Can anyone imagine a team captain asking to run 5 laps on behalf of the late football player? And the coach agreeing to this bizarre transaction?

What message would that send to the late player, let alone his team-mates? 'Don't worry if you do the wrong thing lads. The captain is (literally!) a sucker for punishment, and will cop it on your behalf.'

I don't know what kind of football players Porter is acquainted with, but you don't have to be a total cynic to see that the team is very unlikely to respond well to the captain's offer. 'Team unity' would not be particularly high on the list of possible outcomes.

The players are far more likely to ridicule the captain for being such a 'mug' (or words to that effect). And if this were the only time that the captain had made such an offer, then it is not difficult to foresee the players suspecting favoritism . . . or worse: 'Jeez, what does this guy have on the captain?'

And they would have good reason to question the propriety of what is going on here. This kind of substitution is clearly inappropriate, at almost every level.

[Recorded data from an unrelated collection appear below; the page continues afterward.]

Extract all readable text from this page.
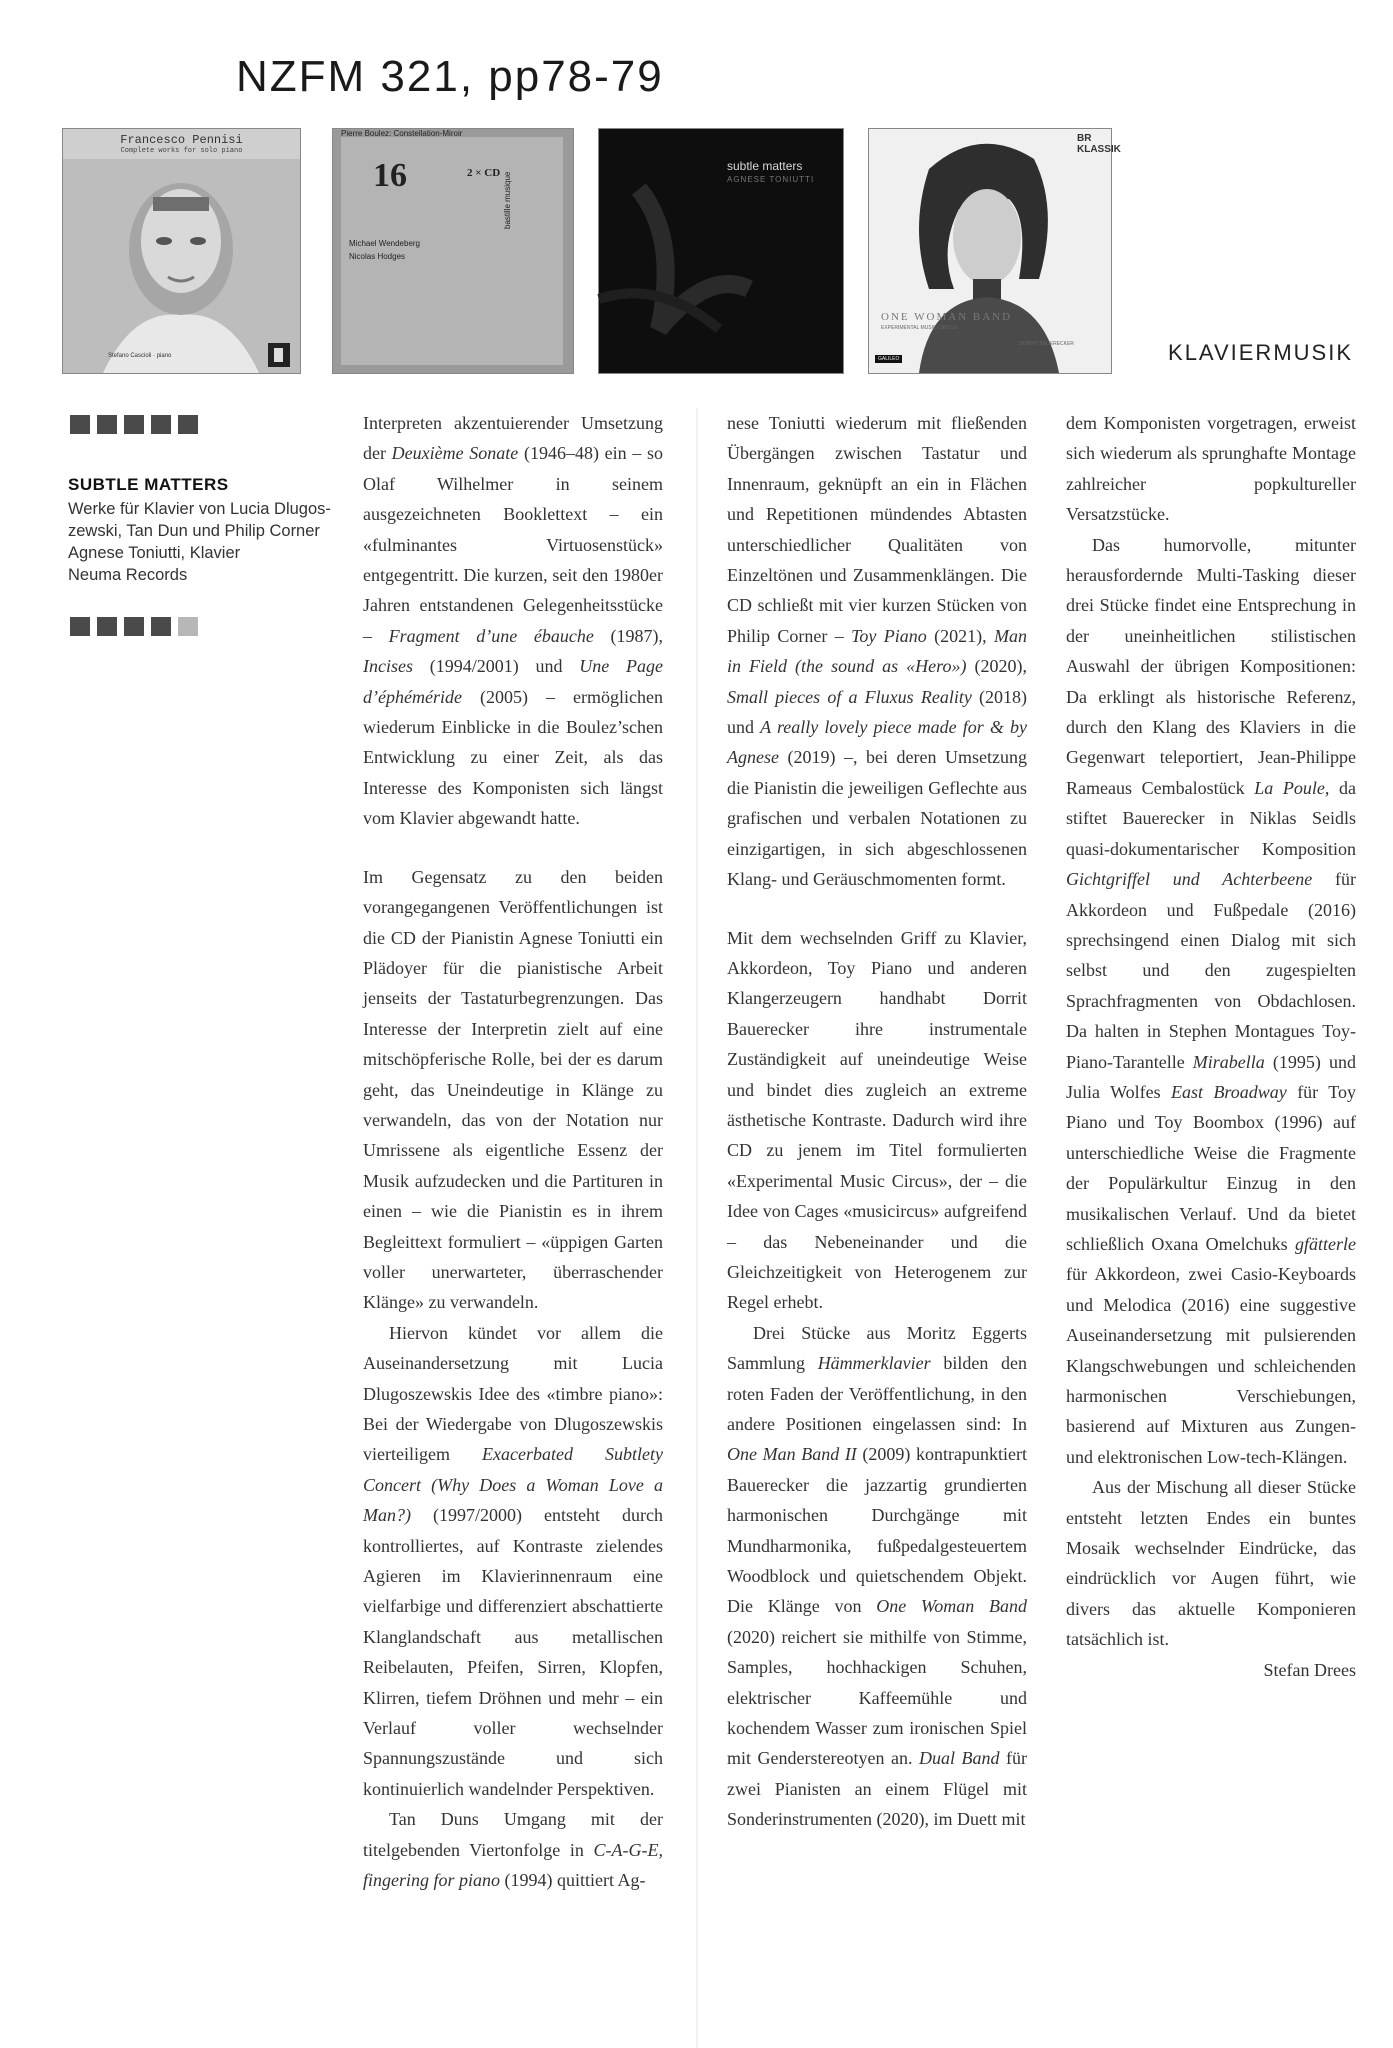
NZFM 321, pp78-79
Francesco Pennisi
Complete works for solo piano
Stefano Cascioli · piano
Pierre Boulez: Constellation-Miroir
16	2 × CD
Michael Wendeberg
Nicolas Hodges
bastille musique
subtle matters
AGNESE TONIUTTI
BR KLASSIK
ONE WOMAN BAND
EXPERIMENTAL MUSIC CIRCUS
DORRIT BAUERECKER
GALILEO	KLAVIERMUSIK
SUBTLE MATTERS
Werke für Klavier von Lucia Dlugos-
zewski, Tan Dun und Philip Corner
Agnese Toniutti, Klavier
Neuma Records

Interpreten akzentuierender Umsetzung der Deuxième Sonate (1946–48) ein – so Olaf Wilhelmer in seinem ausgezeichneten Booklettext – ein «fulminantes Virtuosenstück» entgegentritt. Die kurzen, seit den 1980er Jahren entstandenen Gelegenheitsstücke – Fragment d’une ébauche (1987), Incises (1994/2001) und Une Page d’éphéméride (2005) – ermöglichen wiederum Einblicke in die Boulez’schen Entwicklung zu einer Zeit, als das Interesse des Komponisten sich längst vom Klavier abgewandt hatte.

Im Gegensatz zu den beiden vorangegangenen Veröffentlichungen ist die CD der Pianistin Agnese Toniutti ein Plädoyer für die pianistische Arbeit jenseits der Tastaturbegrenzungen. Das Interesse der Interpretin zielt auf eine mitschöpferische Rolle, bei der es darum geht, das Uneindeutige in Klänge zu verwandeln, das von der Notation nur Umrissene als eigentliche Essenz der Musik aufzudecken und die Partituren in einen – wie die Pianistin es in ihrem Begleittext formuliert – «üppigen Garten voller unerwarteter, überraschender Klänge» zu verwandeln.

Hiervon kündet vor allem die Auseinandersetzung mit Lucia Dlugoszewskis Idee des «timbre piano»: Bei der Wiedergabe von Dlugoszewskis vierteiligem Exacerbated Subtlety Concert (Why Does a Woman Love a Man?) (1997/2000) entsteht durch kontrolliertes, auf Kontraste zielendes Agieren im Klavierinnenraum eine vielfarbige und differenziert abschattierte Klanglandschaft aus metallischen Reibelauten, Pfeifen, Sirren, Klopfen, Klirren, tiefem Dröhnen und mehr – ein Verlauf voller wechselnder Spannungszustände und sich kontinuierlich wandelnder Perspektiven.

Tan Duns Umgang mit der titelgebenden Viertonfolge in C-A-G-E, fingering for piano (1994) quittiert Ag-

nese Toniutti wiederum mit fließenden Übergängen zwischen Tastatur und Innenraum, geknüpft an ein in Flächen und Repetitionen mündendes Abtasten unterschiedlicher Qualitäten von Einzeltönen und Zusammenklängen. Die CD schließt mit vier kurzen Stücken von Philip Corner – Toy Piano (2021), Man in Field (the sound as «Hero») (2020), Small pieces of a Fluxus Reality (2018) und A really lovely piece made for & by Agnese (2019) –, bei deren Umsetzung die Pianistin die jeweiligen Geflechte aus grafischen und verbalen Notationen zu einzigartigen, in sich abgeschlossenen Klang- und Geräuschmomenten formt.

Mit dem wechselnden Griff zu Klavier, Akkordeon, Toy Piano und anderen Klangerzeugern handhabt Dorrit Bauerecker ihre instrumentale Zuständigkeit auf uneindeutige Weise und bindet dies zugleich an extreme ästhetische Kontraste. Dadurch wird ihre CD zu jenem im Titel formulierten «Experimental Music Circus», der – die Idee von Cages «musicircus» aufgreifend – das Nebeneinander und die Gleichzeitigkeit von Heterogenem zur Regel erhebt.

Drei Stücke aus Moritz Eggerts Sammlung Hämmerklavier bilden den roten Faden der Veröffentlichung, in den andere Positionen eingelassen sind: In One Man Band II (2009) kontrapunktiert Bauerecker die jazzartig grundierten harmonischen Durchgänge mit Mundharmonika, fußpedalgesteuertem Woodblock und quietschendem Objekt. Die Klänge von One Woman Band (2020) reichert sie mithilfe von Stimme, Samples, hochhackigen Schuhen, elektrischer Kaffeemühle und kochendem Wasser zum ironischen Spiel mit Genderstereotyen an. Dual Band für zwei Pianisten an einem Flügel mit Sonderinstrumenten (2020), im Duett mit

dem Komponisten vorgetragen, erweist sich wiederum als sprunghafte Montage zahlreicher popkultureller Versatzstücke.

Das humorvolle, mitunter herausfordernde Multi-Tasking dieser drei Stücke findet eine Entsprechung in der uneinheitlichen stilistischen Auswahl der übrigen Kompositionen: Da erklingt als historische Referenz, durch den Klang des Klaviers in die Gegenwart teleportiert, Jean-Philippe Rameaus Cembalostück La Poule, da stiftet Bauerecker in Niklas Seidls quasi-dokumentarischer Komposition Gichtgriffel und Achterbeene für Akkordeon und Fußpedale (2016) sprechsingend einen Dialog mit sich selbst und den zugespielten Sprachfragmenten von Obdachlosen. Da halten in Stephen Montagues Toy-Piano-Tarantelle Mirabella (1995) und Julia Wolfes East Broadway für Toy Piano und Toy Boombox (1996) auf unterschiedliche Weise die Fragmente der Populärkultur Einzug in den musikalischen Verlauf. Und da bietet schließlich Oxana Omelchuks gfätterle für Akkordeon, zwei Casio-Keyboards und Melodica (2016) eine suggestive Auseinandersetzung mit pulsierenden Klangschwebungen und schleichenden harmonischen Verschiebungen, basierend auf Mixturen aus Zungen- und elektronischen Low-tech-Klängen.

Aus der Mischung all dieser Stücke entsteht letzten Endes ein buntes Mosaik wechselnder Eindrücke, das eindrücklich vor Augen führt, wie divers das aktuelle Komponieren tatsächlich ist.

Stefan Drees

How can Porter be so mistaken in his intuitions?

I think the root of the problem is that he thinks that punishment is a kind of abstract commodity. Like hard cash, it really doesn't matter who gives it or who receives it. Its value remains the same: 20 dollars is 20 dollars, no matter who owns it.

Likewise, the value of punishment, Porter thinks, is entirely independent of who it is directed against. If a temporary withdrawal of a team-privilege is warranted by the offending behavior of the late player, then what is required is that there be a temporary withdrawal of a team-privilege. Doesn't really matter who cops it, just so long as they agree to it and know what they're doing.

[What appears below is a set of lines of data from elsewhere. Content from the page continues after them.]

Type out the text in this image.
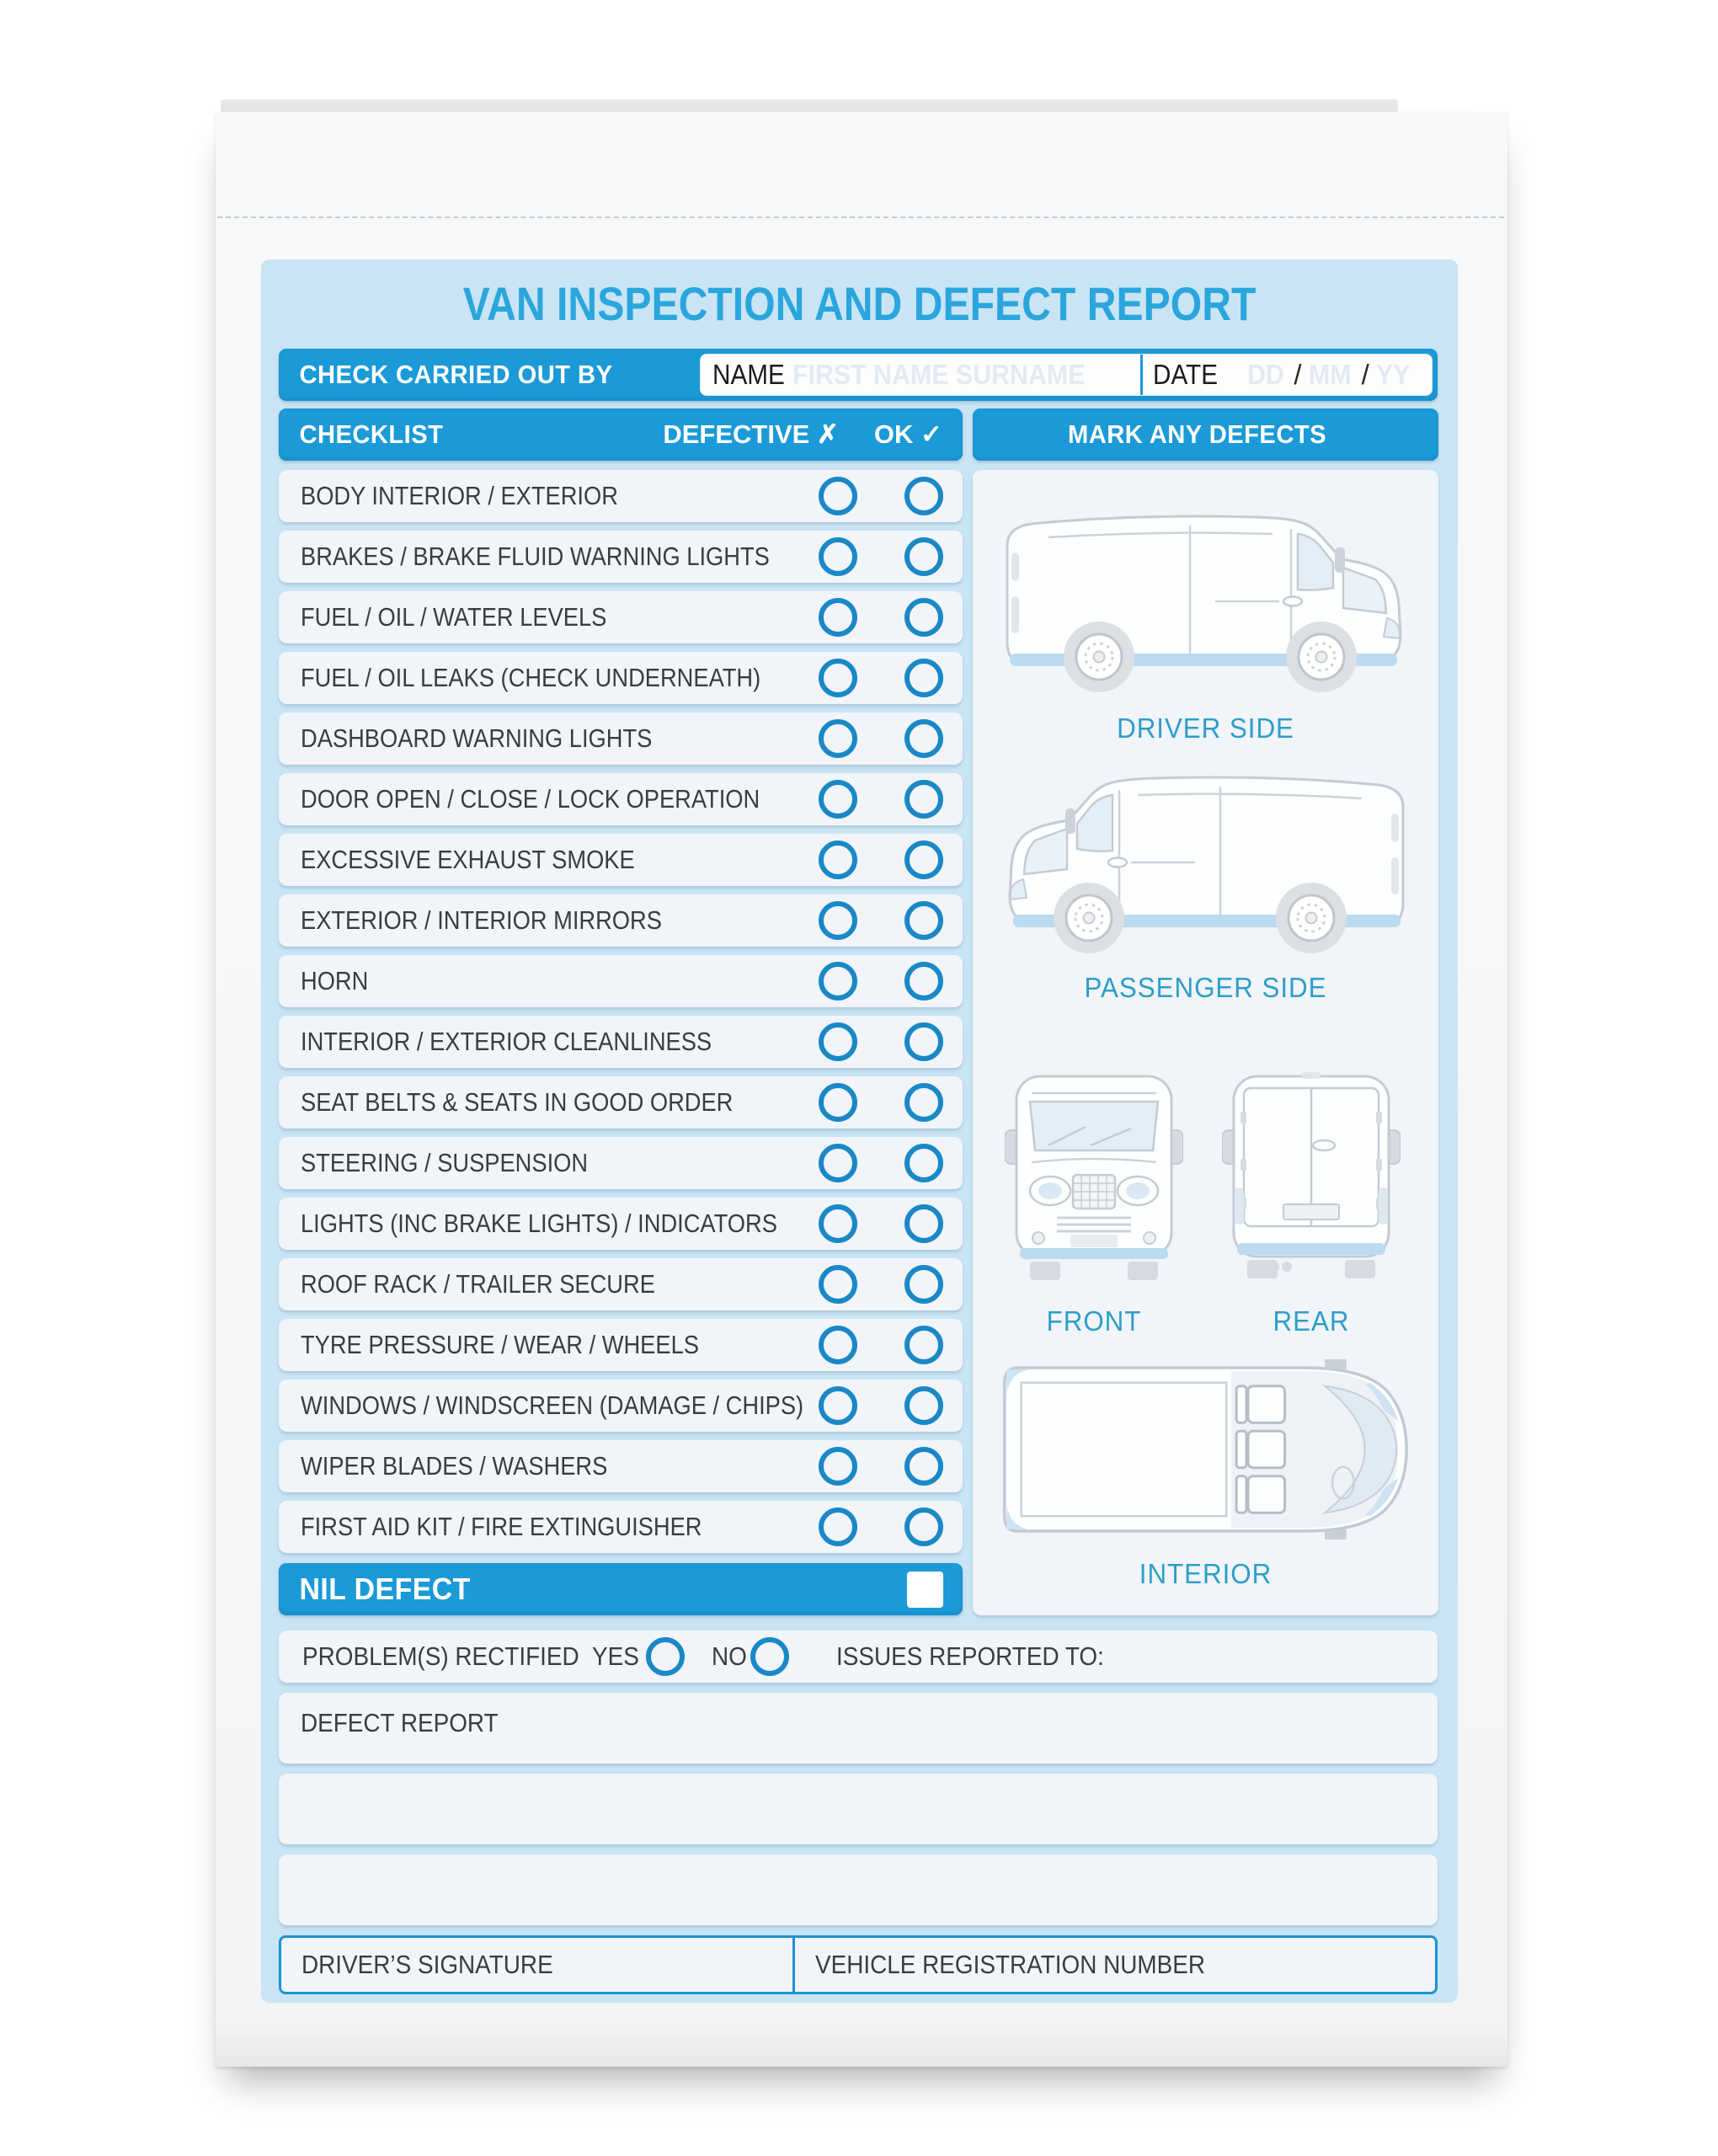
VAN INSPECTION AND DEFECT REPORT
CHECK CARRIED OUT BY	NAME FIRST NAME SURNAME DATE DD / MM / YY
CHECKLIST	DEFECTIVE ✗ OK ✓	MARK ANY DEFECTS
BODY INTERIOR / EXTERIOR
BRAKES / BRAKE FLUID WARNING LIGHTS
FUEL / OIL / WATER LEVELS
FUEL / OIL LEAKS (CHECK UNDERNEATH)
DASHBOARD WARNING LIGHTS
DOOR OPEN / CLOSE / LOCK OPERATION
EXCESSIVE EXHAUST SMOKE
EXTERIOR / INTERIOR MIRRORS
HORN
INTERIOR / EXTERIOR CLEANLINESS
SEAT BELTS & SEATS IN GOOD ORDER
STEERING / SUSPENSION
LIGHTS (INC BRAKE LIGHTS) / INDICATORS
ROOF RACK / TRAILER SECURE
TYRE PRESSURE / WEAR / WHEELS
WINDOWS / WINDSCREEN (DAMAGE / CHIPS)
WIPER BLADES / WASHERS
FIRST AID KIT / FIRE EXTINGUISHER
DRIVER SIDE
PASSENGER SIDE
FRONT	REAR
INTERIOR
NIL DEFECT
PROBLEM(S) RECTIFIED YES	NO	ISSUES REPORTED TO:
DEFECT REPORT
DRIVER’S SIGNATURE	VEHICLE REGISTRATION NUMBER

We can perhaps see just how bizarre this view is, by creating a similar scenario:

Suppose it's pay-time for the football team. The coach is about to hand out their individual pay packets, when the team captain steps forward and asks the coach if he could have all the team's pay for himself, instead of it being distributed to the other players as per usual. If the coach agrees to such an arrangement, then there does not seem to be anything unjust about this transfer. This is because in the transfer the initial justification for the wages being paid is still in place – that is, each player has fulfilled their job description for that month. So it really doesn't matter who takes the pay. The initial justification for the wages being paid is the same.

Doesn't really work, does it!

That's because 'what is deserved' is, morally speaking, inextricably linked to 'the person who deserves it'. Punishment can only be morally justified if it is directed against the person who deserves it. If you break this connection - as is necessarily the case in any penal substitution - the situation immediately becomes morally incoherent, if not repugnant.


  1. Once you try to accept this thing that Jesus did for you that you didn't deserve, you are on the spot to show gratitude every moment from then forward (or feel guilty.) At least that's the way it worked for me-probably because of my personality type. But I'm sure I'm not the only one affected that way by the theology they were exposed to in childhood.

    Jesus gives you a "free gift" but then much is required of you afterwards. It doesn't make sense to me.

    It reminds me of something in one of my favorite Christmas movies. The one guy saves the other guy, and then the first guy controls all future decisions by reminding the saved guy of how he's owed. Isn't that how Christianity works?

  2. The whole point of having the late player run laps is so he learns not to be late. It's not as if there's some judicial sense of "when a player is late, there must be laps run to pay back the universe for that lateness." So screwy! Theology really does warp common sense.